Grief and I have been cohabitating for a couple of years now, and it is only in recent months that I have stopped my desperate pleas asking him to pack his shit and go. Instead, I’ve made a space for him in my home. I even make him a cup of tea at night, and we chat like the old friends we are. Interestingly, taking a friendly approach toward Grief seems to have diffused him quite a bit. Although, when he does storm through me unannounced, I am no longer surprised by his dramatic antics. And I’m no longer angry that he’s still here. Because I’ve realized something.
This intense grief I’ve experienced is a sign of great love.
If I hadn’t loved my husband with my entire being, I wouldn’t have felt such immense pain over the loss of our marriage. Yes, that love changed and shifted in the final years. Yes, there were problems we couldn’t repair that led to the end.
But that doesn’t mean that we didn’t love each other. That doesn’t mean that I don’t still send him love and wish him only happiness and joy, because I do.
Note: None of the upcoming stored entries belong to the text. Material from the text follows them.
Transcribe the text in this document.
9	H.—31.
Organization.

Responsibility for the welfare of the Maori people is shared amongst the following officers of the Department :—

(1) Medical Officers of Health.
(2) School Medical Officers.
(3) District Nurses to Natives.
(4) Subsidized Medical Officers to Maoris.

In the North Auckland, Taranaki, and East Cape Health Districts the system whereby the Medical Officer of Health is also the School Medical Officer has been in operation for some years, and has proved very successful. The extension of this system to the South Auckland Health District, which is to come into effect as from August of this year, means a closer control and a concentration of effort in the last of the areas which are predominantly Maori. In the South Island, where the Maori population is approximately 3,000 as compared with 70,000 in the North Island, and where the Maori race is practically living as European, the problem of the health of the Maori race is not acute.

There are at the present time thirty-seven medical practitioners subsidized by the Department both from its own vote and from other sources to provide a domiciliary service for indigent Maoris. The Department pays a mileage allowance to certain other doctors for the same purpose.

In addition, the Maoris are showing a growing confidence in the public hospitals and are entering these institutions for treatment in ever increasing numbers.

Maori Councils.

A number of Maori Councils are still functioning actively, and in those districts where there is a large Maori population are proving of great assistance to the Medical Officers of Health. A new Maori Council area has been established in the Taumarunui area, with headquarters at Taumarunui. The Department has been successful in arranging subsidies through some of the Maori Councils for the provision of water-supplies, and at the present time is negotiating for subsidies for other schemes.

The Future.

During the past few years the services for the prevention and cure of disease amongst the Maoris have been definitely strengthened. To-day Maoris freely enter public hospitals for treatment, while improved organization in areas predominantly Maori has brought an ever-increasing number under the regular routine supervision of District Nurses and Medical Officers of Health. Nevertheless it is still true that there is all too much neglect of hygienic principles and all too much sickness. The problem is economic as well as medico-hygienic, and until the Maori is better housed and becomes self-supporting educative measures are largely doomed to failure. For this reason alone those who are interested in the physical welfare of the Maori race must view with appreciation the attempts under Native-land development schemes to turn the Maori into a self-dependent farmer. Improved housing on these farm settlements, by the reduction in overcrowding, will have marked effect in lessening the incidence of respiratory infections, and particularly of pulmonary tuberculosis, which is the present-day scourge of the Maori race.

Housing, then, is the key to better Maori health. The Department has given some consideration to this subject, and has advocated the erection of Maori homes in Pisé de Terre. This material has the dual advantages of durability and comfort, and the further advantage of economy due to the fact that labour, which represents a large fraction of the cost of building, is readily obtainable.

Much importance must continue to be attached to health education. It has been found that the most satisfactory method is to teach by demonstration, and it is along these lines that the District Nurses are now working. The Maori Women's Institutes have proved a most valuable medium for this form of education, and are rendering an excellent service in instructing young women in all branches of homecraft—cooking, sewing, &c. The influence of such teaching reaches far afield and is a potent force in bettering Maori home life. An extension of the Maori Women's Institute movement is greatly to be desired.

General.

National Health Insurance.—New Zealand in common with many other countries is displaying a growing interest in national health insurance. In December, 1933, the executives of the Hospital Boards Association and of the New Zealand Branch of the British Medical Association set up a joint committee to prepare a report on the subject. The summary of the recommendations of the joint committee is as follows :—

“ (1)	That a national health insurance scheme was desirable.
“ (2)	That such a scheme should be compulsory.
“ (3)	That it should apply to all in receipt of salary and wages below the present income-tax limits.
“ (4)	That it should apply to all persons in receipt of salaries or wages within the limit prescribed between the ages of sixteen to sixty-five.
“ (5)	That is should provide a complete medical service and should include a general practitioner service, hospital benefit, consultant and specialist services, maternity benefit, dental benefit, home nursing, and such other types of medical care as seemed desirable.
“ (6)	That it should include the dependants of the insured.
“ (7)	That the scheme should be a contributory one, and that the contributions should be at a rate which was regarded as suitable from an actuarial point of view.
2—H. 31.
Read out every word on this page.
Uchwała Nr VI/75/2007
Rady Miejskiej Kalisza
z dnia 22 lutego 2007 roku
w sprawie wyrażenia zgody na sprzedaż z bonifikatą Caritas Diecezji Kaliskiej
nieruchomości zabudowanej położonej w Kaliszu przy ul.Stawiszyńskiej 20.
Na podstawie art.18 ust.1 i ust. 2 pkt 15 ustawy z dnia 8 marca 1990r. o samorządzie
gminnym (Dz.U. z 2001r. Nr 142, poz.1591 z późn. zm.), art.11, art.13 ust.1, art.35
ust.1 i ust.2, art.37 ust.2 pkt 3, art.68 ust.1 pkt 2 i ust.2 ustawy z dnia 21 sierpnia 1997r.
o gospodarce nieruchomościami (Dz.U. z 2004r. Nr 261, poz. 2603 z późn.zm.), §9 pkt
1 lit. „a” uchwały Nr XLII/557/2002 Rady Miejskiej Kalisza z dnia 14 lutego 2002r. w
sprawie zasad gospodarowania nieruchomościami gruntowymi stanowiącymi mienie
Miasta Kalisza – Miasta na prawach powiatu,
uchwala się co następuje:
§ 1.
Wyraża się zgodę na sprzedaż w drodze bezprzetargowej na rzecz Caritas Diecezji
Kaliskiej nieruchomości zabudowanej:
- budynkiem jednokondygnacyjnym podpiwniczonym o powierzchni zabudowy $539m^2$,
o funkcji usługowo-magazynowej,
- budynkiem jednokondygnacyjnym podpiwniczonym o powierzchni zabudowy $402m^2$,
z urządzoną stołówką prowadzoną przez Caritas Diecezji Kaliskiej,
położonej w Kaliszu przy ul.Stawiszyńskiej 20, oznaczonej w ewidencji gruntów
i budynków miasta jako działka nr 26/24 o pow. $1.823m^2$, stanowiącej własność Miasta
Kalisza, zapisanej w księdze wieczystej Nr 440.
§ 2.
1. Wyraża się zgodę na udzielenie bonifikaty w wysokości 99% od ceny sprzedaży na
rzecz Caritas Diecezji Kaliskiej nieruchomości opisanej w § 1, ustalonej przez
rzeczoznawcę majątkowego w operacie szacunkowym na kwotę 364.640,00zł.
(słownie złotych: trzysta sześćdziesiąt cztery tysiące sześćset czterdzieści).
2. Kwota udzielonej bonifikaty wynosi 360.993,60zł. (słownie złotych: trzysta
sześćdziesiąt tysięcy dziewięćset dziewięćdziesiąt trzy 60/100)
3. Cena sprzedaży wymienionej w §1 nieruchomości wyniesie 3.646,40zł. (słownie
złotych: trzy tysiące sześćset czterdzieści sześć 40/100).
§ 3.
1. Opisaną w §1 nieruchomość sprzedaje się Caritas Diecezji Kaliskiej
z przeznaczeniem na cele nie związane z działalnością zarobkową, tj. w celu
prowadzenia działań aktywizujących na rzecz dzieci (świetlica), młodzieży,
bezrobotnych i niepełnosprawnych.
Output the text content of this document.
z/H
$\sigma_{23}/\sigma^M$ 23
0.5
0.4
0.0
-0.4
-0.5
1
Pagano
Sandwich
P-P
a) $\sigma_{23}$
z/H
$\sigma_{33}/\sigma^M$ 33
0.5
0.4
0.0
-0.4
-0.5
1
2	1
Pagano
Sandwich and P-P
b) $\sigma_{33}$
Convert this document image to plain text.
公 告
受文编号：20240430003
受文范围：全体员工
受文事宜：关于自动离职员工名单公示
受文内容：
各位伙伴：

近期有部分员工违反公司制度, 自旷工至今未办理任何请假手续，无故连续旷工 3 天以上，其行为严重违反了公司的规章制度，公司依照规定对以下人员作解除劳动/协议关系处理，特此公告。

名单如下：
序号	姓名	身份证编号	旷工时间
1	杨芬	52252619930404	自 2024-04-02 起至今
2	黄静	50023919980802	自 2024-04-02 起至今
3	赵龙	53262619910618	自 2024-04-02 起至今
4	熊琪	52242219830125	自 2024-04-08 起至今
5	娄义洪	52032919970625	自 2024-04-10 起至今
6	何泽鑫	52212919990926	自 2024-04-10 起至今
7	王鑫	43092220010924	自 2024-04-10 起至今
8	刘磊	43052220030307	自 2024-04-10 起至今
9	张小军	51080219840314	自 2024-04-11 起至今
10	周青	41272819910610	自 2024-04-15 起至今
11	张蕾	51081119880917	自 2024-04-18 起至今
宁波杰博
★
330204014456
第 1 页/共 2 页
That is unconditional love, after all.
With any loss we experience throughout our lives, we must always remember that suffering is universal. Grief is a part of the human experience. To deny or suffocate our grief is to deny our humanness. Instead, we must embrace our grief as a sign that love was shared, and perhaps, if we’re feeling really friendly, invite him over for a cup of tea.
To take a quote on grief and love from my own true story, Meet Me in Paris:
“Where there is great love, there is also potential for great pain.
Because I have hurt so deeply, I know that I have also loved deeply.
And since love is the bedrock of my journey–of our journeys–I know my particular journey has been worthwhile. Worth every tear I’ve shed, every meltdown I’ve had, and every dose of Wellbutrin I’ve taken.
Love is worth it.
I know that now, and so I don’t curse the journey. Not a single moment of it.”